L1: Gasset, la tête à Bordeaux mais les Verts toujours à cœur

L’entraîneur bordelais Jean-Louis Gasset lors de la réception de Brest a stade Matmut-Atlantique, le 6 décembre 2020
Par Raphael PERRY / © 2020 AFP

Après Montpellier et le Paris SG, Jean-Louis Gasset a rendez-vous mercredi (21h00) avec Saint-Étienne, autre club qui a compté dans sa carrière d’entraîneur. Sans rancœur malgré les piques qui lui ont été adressées depuis son passage, mais avec l’envie de mettre les choses au point.

“Il y a 35 ans que je suis entraîneur, j’ai connu deux, trois endroits magiques: Montpellier parce que c’est mon club, ma ville, c’est chez moi, Paris où j’ai connu des choses extraordinaires, et Saint-Étienne. Je n’ai vécu que 18 mois à Saint-Étienne mais je peux vous dire que j’ai des images d’une aventure humaine avec des joueurs, avec un public.

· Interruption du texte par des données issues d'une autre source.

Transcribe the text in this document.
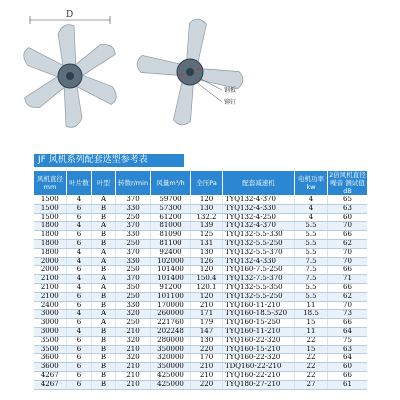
D
钢板
铆钉
JF 风机系列配套选型参考表
风机直径 mm	叶片数	叶型	转数r/min	风量m³/h	全压Pa	配套减速机	电机功率 kw	2倍风机直径噪音 测试值dB
1500	4	A	370	59700	120	TYQ132-4-370	4	65
1500	6	B	330	57300	130	TYQ132-4-330	4	63
1500	6	B	250	61200	132.2	TYQ132-4-250	4	60
1800	4	A	370	81000	139	TYQ132-4-370	5.5	70
1800	6	B	330	81090	125	TYQ132-5.5-330	5.5	66
1800	6	B	250	81100	131	TYQ132-5.5-250	5.5	62
1800	4	A	370	92400	130	TYQ132-5.5-370	5.5	70
2000	4	A	330	102000	126	TYQ132-4-330	7.5	70
2000	6	B	250	101400	120	TYQ160-7.5-250	7.5	66
2100	4	A	370	101400	150.4	TYQ132-7.5-370	7.5	71
2100	4	A	350	91200	120.1	TYQ132-5.5-350	5.5	66
2100	6	B	250	101100	120	TYQ132-5.5-250	5.5	62
2400	6	B	330	170000	210	TYQ160-11-210	11	70
3000	4	A	320	260000	171	TYQ160-18.5-320	18.5	73
3000	6	A	250	221760	179	TYQ160-15-250	15	66
3000	4	B	210	202248	147	TYQ160-11-210	11	64
3500	6	B	320	280000	130	TYQ160-22-320	22	75
3500	6	B	210	350000	220	TYQ160-15-210	15	63
3600	6	B	320	320000	170	TYQ160-22-320	22	64
3600	6	B	210	350000	210	TDQ160-22-210	22	60
4267	6	B	210	425000	210	TYQ160-22-210	22	66
4267	6	B	210	425000	220	TYQ180-27-210	27	61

Magnifique”, raconte-t-il.

Et l’ancien adjoint de Laurent Blanc, âgé de 67 ans, ajoute: “Personne n’arrivera à me blesser quand on parle de Saint-Étienne”.

Arrivé dans le Forez en novembre 2017 initialement pour épauler le novice Julien Sablé, promu après l’échec de l’Espagnol Oscar Garcia, Gasset se voit confier lors de la trêve hivernale suivante le destin des Verts, englués en bas de tableau après dix matches sans victoire dont une défaite mémorable (0-5) à domicile dans le derby face à Lyon.

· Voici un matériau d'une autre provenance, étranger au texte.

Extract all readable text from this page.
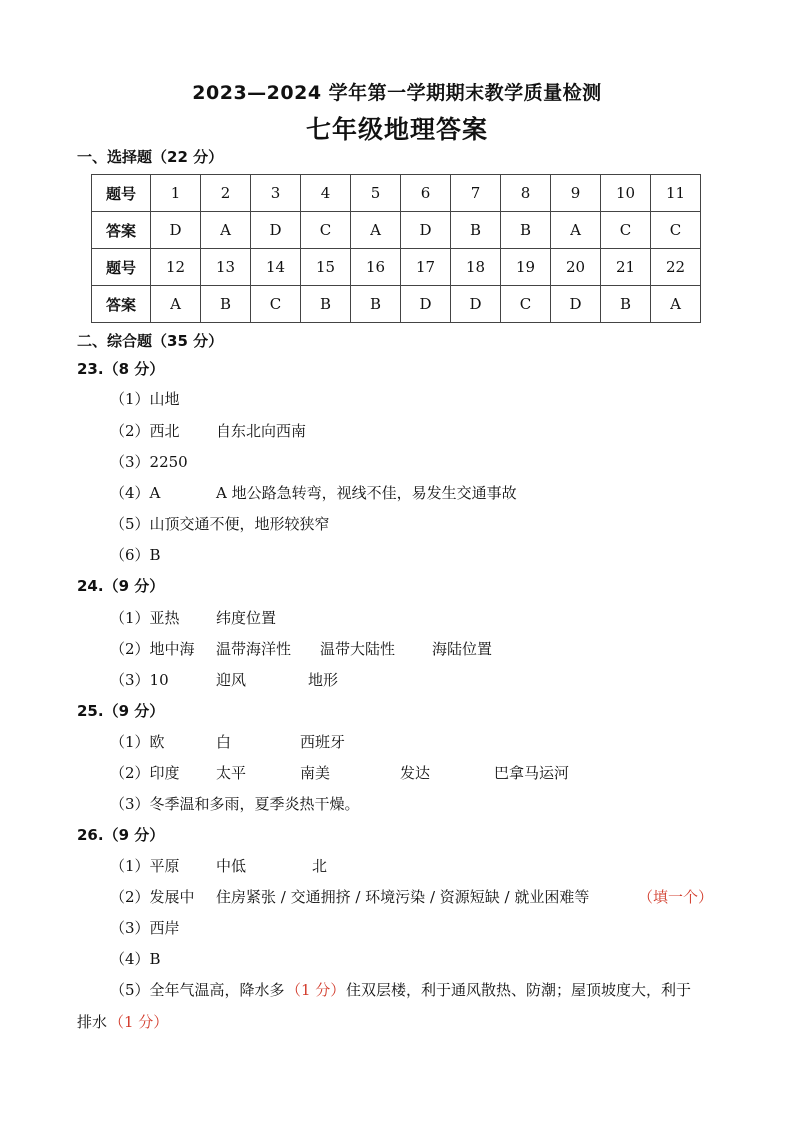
2023—2024 学年第一学期期末教学质量检测
七年级地理答案
一、选择题（22 分）
题号	1	2	3	4	5	6	7	8	9	10	11
答案	D	A	D	C	A	D	B	B	A	C	C
题号	12	13	14	15	16	17	18	19	20	21	22
答案	A	B	C	B	B	D	D	C	D	B	A
二、综合题（35 分）
23.（8 分）
（1）山地
（2）西北 自东北向西南
（3）2250
（4）A	A 地公路急转弯，视线不佳，易发生交通事故
（5）山顶交通不便，地形较狭窄
（6）B
24.（9 分）
（1）亚热 纬度位置
（2）地中海 温带海洋性 温带大陆性 海陆位置
（3）10	迎风	地形
25.（9 分）
（1）欧	白	西班牙
（2）印度 太平	南美	发达	巴拿马运河
（3）冬季温和多雨，夏季炎热干燥。
26.（9 分）
（1）平原 中低	北
（2）发展中 住房紧张 / 交通拥挤 / 环境污染 / 资源短缺 / 就业困难等	（填一个）
（3）西岸
（4）B
（5）全年气温高，降水多 （1 分） 住双层楼，利于通风散热、防潮；屋顶坡度大，利于
排水 （1 分）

Il entame ce rôle de pompier de service en faisant venir plusieurs recrues qui grèveront par la suite les finances stéphanoises. Des choix qui lui ont été reprochés, mais qu’il assume.

“J’ai dit aux présidents (Roland Romeyer et Bernard Caïazzo) qu’il fallait renforcer l’équipe. Tout le monde était d’accord au club”, se défend-il.

Mathieu Debuchy, Yann M’Vila, Neven Subotic et Paul-Georges Ntep viennent ainsi “pour me donner un coup de main”.

Aussi bien que Galtier ou Herbin

“C’était ma première mission, tout le monde était ok sur ça”, rappelle-t-il, fier de son bilan dans la foulée (2 défaites en 19 matches). “On finit 7es, on n’est pas européens au goal-average mais on a vécu six mois extraordinaires, on a redonné le goût à des gens, l’espoir, la vie à un stade”.

Sur la lancée, on lui demande l’Europe. Banco! “En ayant fait ces six mois, si on y rajoute un petit plus, on se donne plus de chances de finir dans les 4 ou 5 premiers”, prévoit Gasset.

Avec le renfort de Wahbi Khazri et Timothée Kolodziejczak, en levant l’option de Rémi Cabella”il fallait donner 5 ou 6 M d’euros à Marseille, il a été revendu 12 M d’euros en Russie”

, l’ASSE finit 4e, aussi bien qu’avec Christophe Galtier en 2013-2014.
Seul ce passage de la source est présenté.